All this is true, but perhaps does not exhaust the meaning of being in the world and not of it, since it is mainly a negative approach, that is: be not of the world so as to avoid all its evils.
He begins by saying: “Why do you live as if you still belonged to the world?” (Col. 2:20). This presupposes that Christians know who they are, what God has done for them, and what their destiny is. The negative part is that Christians have “died” to the world, that is, have severed their inordinate worldly attachments and have thus become free to focus on divine and eternal matters. Therefore, he says in another place, let “those who deal with the world act as though they had no dealings with it, for the form of this world is passing away. I want you to be free from anxieties” (1Cor. 7:31-32).
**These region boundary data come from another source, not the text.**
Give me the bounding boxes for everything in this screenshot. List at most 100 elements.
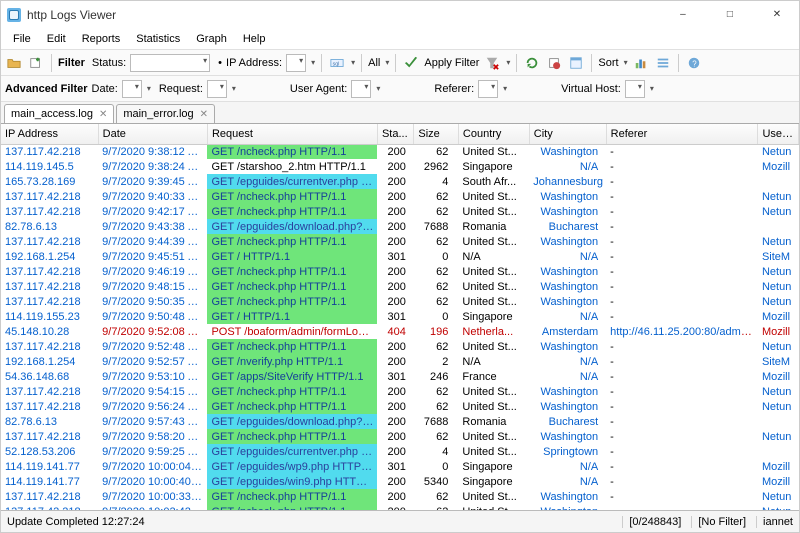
- separator: [516, 54, 517, 72]
- tab-label: main_error.log: [123, 108, 193, 120]
- open-icon[interactable]: [5, 54, 23, 72]
- menu-statistics[interactable]: Statistics: [128, 31, 188, 47]
- th-size[interactable]: Size: [414, 124, 459, 144]
- status-message: Update Completed 12:27:24: [7, 516, 145, 528]
- ip-label: IP Address:: [226, 57, 282, 69]
- minimize-button[interactable]: –: [661, 1, 705, 29]
- app-icon: [7, 8, 21, 22]
- th-ua[interactable]: User A: [758, 124, 799, 144]
- table-row[interactable]: 137.117.42.2189/7/2020 9:42:17 AMGET /nc…: [1, 204, 799, 219]
- close-icon[interactable]: ✕: [99, 109, 107, 120]
- table-row[interactable]: 82.78.6.139/7/2020 9:43:38 AMGET /epguid…: [1, 219, 799, 234]
- window-title: http Logs Viewer: [27, 8, 661, 22]
- tab-access-log[interactable]: main_access.log ✕: [4, 104, 114, 123]
- request-combo[interactable]: [207, 80, 227, 98]
- table-row[interactable]: 54.36.148.689/7/2020 9:53:10 AMGET /apps…: [1, 369, 799, 384]
- table-row[interactable]: 137.117.42.2189/7/2020 9:46:19 AMGET /nc…: [1, 264, 799, 279]
- refresh-icon[interactable]: [523, 54, 541, 72]
- referer-combo[interactable]: [478, 80, 498, 98]
- menu-reports[interactable]: Reports: [74, 31, 129, 47]
- separator: [395, 54, 396, 72]
- separator: [51, 54, 52, 72]
- th-status[interactable]: Sta...: [377, 124, 413, 144]
- menu-file[interactable]: File: [5, 31, 39, 47]
- window-icon[interactable]: [567, 54, 585, 72]
- th-country[interactable]: Country: [458, 124, 529, 144]
- table-row[interactable]: 137.117.42.2189/7/2020 9:48:15 AMGET /nc…: [1, 279, 799, 294]
- table-row[interactable]: 137.117.42.2189/7/2020 9:38:12 AMGET /nc…: [1, 144, 799, 159]
- maximize-button[interactable]: □: [708, 1, 752, 29]
- svg-text:?: ?: [692, 59, 697, 68]
- stop-icon[interactable]: [545, 54, 563, 72]
- status-label: Status:: [92, 57, 126, 69]
- tab-strip: main_access.log ✕ main_error.log ✕: [1, 101, 799, 123]
- th-date[interactable]: Date: [98, 124, 207, 144]
- request-label: Request:: [159, 83, 203, 95]
- toolbar-advanced: Advanced Filter Date:▾ Request:▾ User Ag…: [1, 75, 799, 101]
- table-row[interactable]: 137.117.42.2189/7/2020 10:00:33 AMGET /n…: [1, 489, 799, 504]
- table-row[interactable]: 52.128.53.2069/7/2020 9:59:25 AMGET /epg…: [1, 444, 799, 459]
- date-label: Date:: [92, 83, 118, 95]
- apply-filter-label[interactable]: Apply Filter: [424, 57, 479, 69]
- adv-filter-label: Advanced Filter: [5, 83, 88, 95]
- window-controls: – □ ✕: [661, 1, 799, 29]
- sql-icon[interactable]: sql: [328, 54, 346, 72]
- filter-label: Filter: [58, 57, 85, 69]
- status-bar: Update Completed 12:27:24 [0/248843] [No…: [1, 510, 799, 532]
- log-table: IP Address Date Request Sta... Size Coun…: [1, 124, 799, 510]
- ua-combo[interactable]: [351, 80, 371, 98]
- table-row[interactable]: 137.117.42.2189/7/2020 9:44:39 AMGET /nc…: [1, 234, 799, 249]
- toolbar-main: Filter Status: • IP Address: ▾ sql▾ All▾…: [1, 49, 799, 75]
- separator: [591, 54, 592, 72]
- menu-edit[interactable]: Edit: [39, 31, 74, 47]
- table-header-row: IP Address Date Request Sta... Size Coun…: [1, 124, 799, 144]
- table-row[interactable]: 165.73.28.1699/7/2020 9:39:45 AMGET /epg…: [1, 174, 799, 189]
- close-icon[interactable]: ✕: [200, 109, 208, 120]
- table-row[interactable]: 114.119.145.59/7/2020 9:38:24 AMGET /sta…: [1, 159, 799, 174]
- table-row[interactable]: 45.148.10.289/7/2020 9:52:08 AMPOST /boa…: [1, 324, 799, 339]
- referer-label: Referer:: [434, 83, 474, 95]
- separator: [678, 54, 679, 72]
- table-row[interactable]: 137.117.42.2189/7/2020 9:58:20 AMGET /nc…: [1, 429, 799, 444]
- clear-filter-icon[interactable]: [483, 54, 501, 72]
- help-icon[interactable]: ?: [685, 54, 703, 72]
- sort-label[interactable]: Sort: [598, 57, 618, 69]
- separator: [321, 54, 322, 72]
- chart-icon[interactable]: [632, 54, 650, 72]
- all-label[interactable]: All: [368, 57, 380, 69]
- add-icon[interactable]: [27, 54, 45, 72]
- close-button[interactable]: ✕: [755, 1, 799, 29]
- title-bar: http Logs Viewer – □ ✕: [1, 1, 799, 29]
- menu-help[interactable]: Help: [235, 31, 274, 47]
- vhost-combo[interactable]: [625, 80, 645, 98]
- table-row[interactable]: 192.168.1.2549/7/2020 9:52:57 AMGET /nve…: [1, 354, 799, 369]
- table-row[interactable]: 137.117.42.2189/7/2020 9:52:48 AMGET /nc…: [1, 339, 799, 354]
- table-row[interactable]: 114.119.155.239/7/2020 9:50:48 AMGET / H…: [1, 309, 799, 324]
- status-counts: [0/248843]: [622, 516, 681, 528]
- tab-label: main_access.log: [11, 108, 93, 120]
- list-icon[interactable]: [654, 54, 672, 72]
- th-referer[interactable]: Referer: [606, 124, 758, 144]
- table-row[interactable]: 137.117.42.2189/7/2020 9:54:15 AMGET /nc…: [1, 384, 799, 399]
- table-row[interactable]: 114.119.141.779/7/2020 10:00:04 AMGET /e…: [1, 459, 799, 474]
- th-city[interactable]: City: [529, 124, 606, 144]
- svg-text:sql: sql: [333, 61, 340, 67]
- apply-filter-icon[interactable]: [402, 54, 420, 72]
- th-ip[interactable]: IP Address: [1, 124, 98, 144]
- table-row[interactable]: 137.117.42.2189/7/2020 9:40:33 AMGET /nc…: [1, 189, 799, 204]
- menu-graph[interactable]: Graph: [188, 31, 235, 47]
- table-row[interactable]: 114.119.141.779/7/2020 10:00:40 AMGET /e…: [1, 474, 799, 489]
- status-user: iannet: [756, 516, 793, 528]
- table-row[interactable]: 137.117.42.2189/7/2020 9:50:35 AMGET /nc…: [1, 294, 799, 309]
- tab-error-log[interactable]: main_error.log ✕: [116, 104, 215, 123]
- table-row[interactable]: 192.168.1.2549/7/2020 9:45:51 AMGET / HT…: [1, 249, 799, 264]
- th-request[interactable]: Request: [207, 124, 377, 144]
- date-combo[interactable]: [122, 80, 142, 98]
- separator: [361, 54, 362, 72]
- log-table-wrapper[interactable]: IP Address Date Request Sta... Size Coun…: [1, 123, 799, 510]
- table-row[interactable]: 82.78.6.139/7/2020 9:57:43 AMGET /epguid…: [1, 414, 799, 429]
- ip-combo[interactable]: [286, 54, 306, 72]
- table-row[interactable]: 137.117.42.2189/7/2020 9:56:24 AMGET /nc…: [1, 399, 799, 414]
- status-combo[interactable]: [130, 54, 210, 72]
- table-row[interactable]: 137.117.42.2189/7/2020 10:02:42 AMGET /n…: [1, 504, 799, 510]
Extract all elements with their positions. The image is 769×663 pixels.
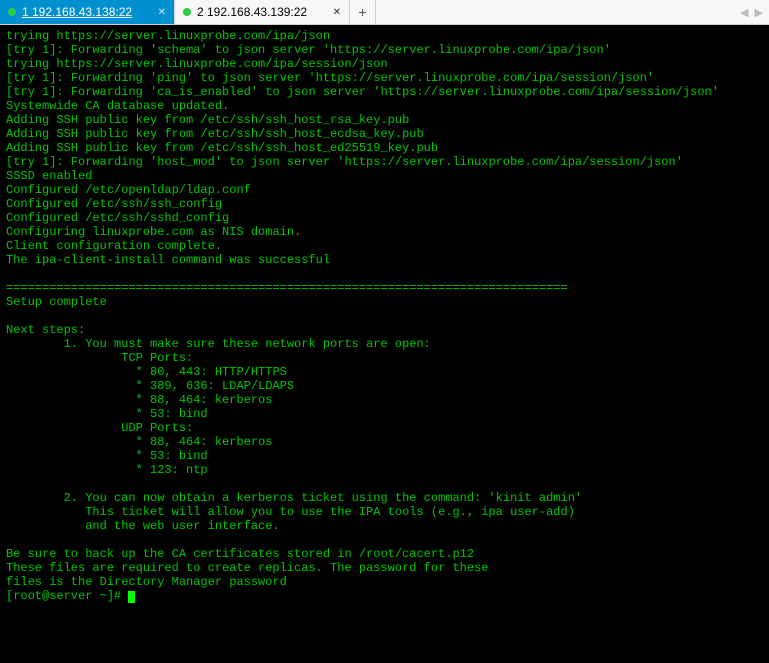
tab-nav: ◀ ▶: [734, 0, 769, 24]
terminal-prompt: [root@server ~]#: [6, 589, 128, 603]
terminal-text: trying https://server.linuxprobe.com/ipa…: [6, 29, 719, 589]
close-icon[interactable]: ✕: [333, 7, 341, 18]
tab-session-1[interactable]: 1 192.168.43.138:22 ✕: [0, 0, 175, 24]
status-dot-icon: [8, 8, 16, 16]
tab-label: 1 192.168.43.138:22: [22, 5, 152, 19]
tab-bar: 1 192.168.43.138:22 ✕ 2 192.168.43.139:2…: [0, 0, 769, 25]
status-dot-icon: [183, 8, 191, 16]
tab-session-2[interactable]: 2 192.168.43.139:22 ✕: [175, 0, 350, 24]
terminal-output[interactable]: trying https://server.linuxprobe.com/ipa…: [0, 25, 769, 663]
add-tab-button[interactable]: +: [350, 0, 376, 24]
nav-left-icon[interactable]: ◀: [740, 6, 748, 19]
nav-right-icon[interactable]: ▶: [755, 6, 763, 19]
cursor-icon: [128, 591, 135, 603]
close-icon[interactable]: ✕: [158, 7, 166, 18]
tab-label: 2 192.168.43.139:22: [197, 5, 327, 19]
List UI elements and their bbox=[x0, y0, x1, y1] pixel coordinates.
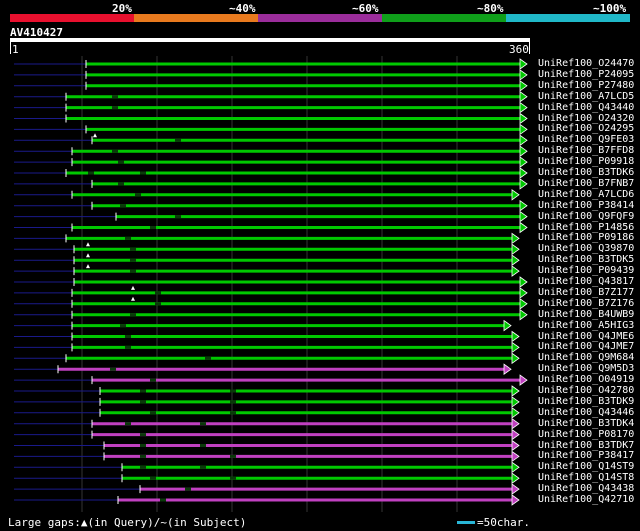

Again he says that our citizenship is in Heaven, so we ought not get so entangled in the world’s affairs that we lose sight of our reason for being here in the first place. We ought not adopt a “Heaven can wait” attitude while we attempt to make our fortunes here and now.
To be a Christian is to live a radically different form of life than those who are not—though externally it may not at first glance seem so different—but unfortunately the Christian Gospel has become so watered down, so compromised with the world as to seem to require little more than a bit of religious practice pasted onto an otherwise worldly life. But to accept that is to deny true Christianity and Christ as well.
In order to be not “of this world,” we have to be “of God,” of Christ, that is, belonging to the world of the Spirit, of Heaven, of the grace and truth and love of the Lord. We are in this world, which is so often set against God, so as to witness to the real world, the world “hidden with Christ in God,” the world we enter through faith, the sacraments and prayer, and to which we bear witness by the way we live. To be not of this world is not simply to avoid its evils, but to infuse it with good, to help win it back for God, who so loved the world that He gave his only Son to save it.
We can’t help but be in the world as long as we live. But we have a choice about being of the world. Let us make no mistake: to be “of the world” is to be “not of God” (see John 8:23, 47, and James 4:4). And the only thing that matters on Judgment Day—which means the only thing that ultimately matters at all—is to be found to be of God.